Chinese experts have developed a "digital farming" technology to help herdsmen monitor their pastures, and manage livestock accurately.
More than 75 percent of China's pastures are located in the arid area of north China and the Qinghai-Tibet alpine region in west China, home to about 8.37 million people, most of them ethnic minorities.
Farming these pastures used to be very inefficient, as herdsmen could not get timely and accurate information about the grasslands and moving livestock.
Technologists from the Institute of Agricultural Resources and Regional Planning of the Chinese Academy of Agricultural Sciences (CAAS) developed a digital farming system, providing monthly information about grass growth, grassland yield and regional droughts.

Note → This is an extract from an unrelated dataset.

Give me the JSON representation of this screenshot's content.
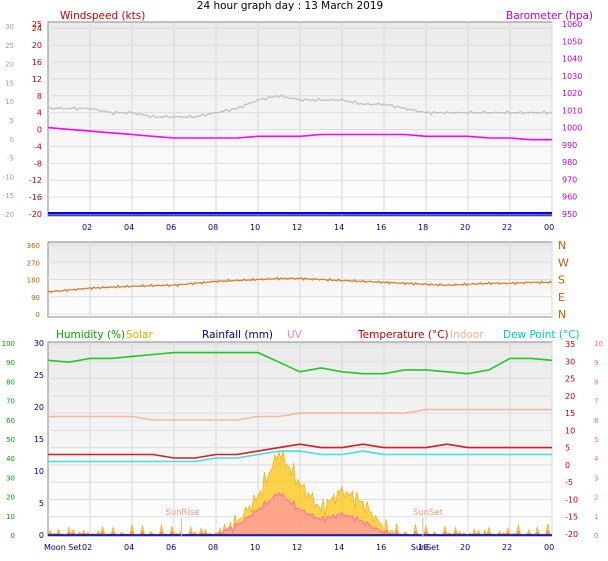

They have also developed technologies and a smart phone app that could help farmers obtain real-time information about the behavior and diets of their livestock, reports Xinhua.
The system could also help plan ranch production and precision feeding.
The technology has been applied in more than 90 counties, and is helping to restore the degraded grassland and improve farmers' incomes. The vegetation coverage of the pastures has increased by 10 percent to 30 percent. And the death rate of the livestock has decreased by 0.5 percent to 1.5 percent.
The technology was introduced at the Forum 2019 on Science and Technology for Agricultural and Rural Development in China, held in Nanjing, capital of east China's Jiangsu Province.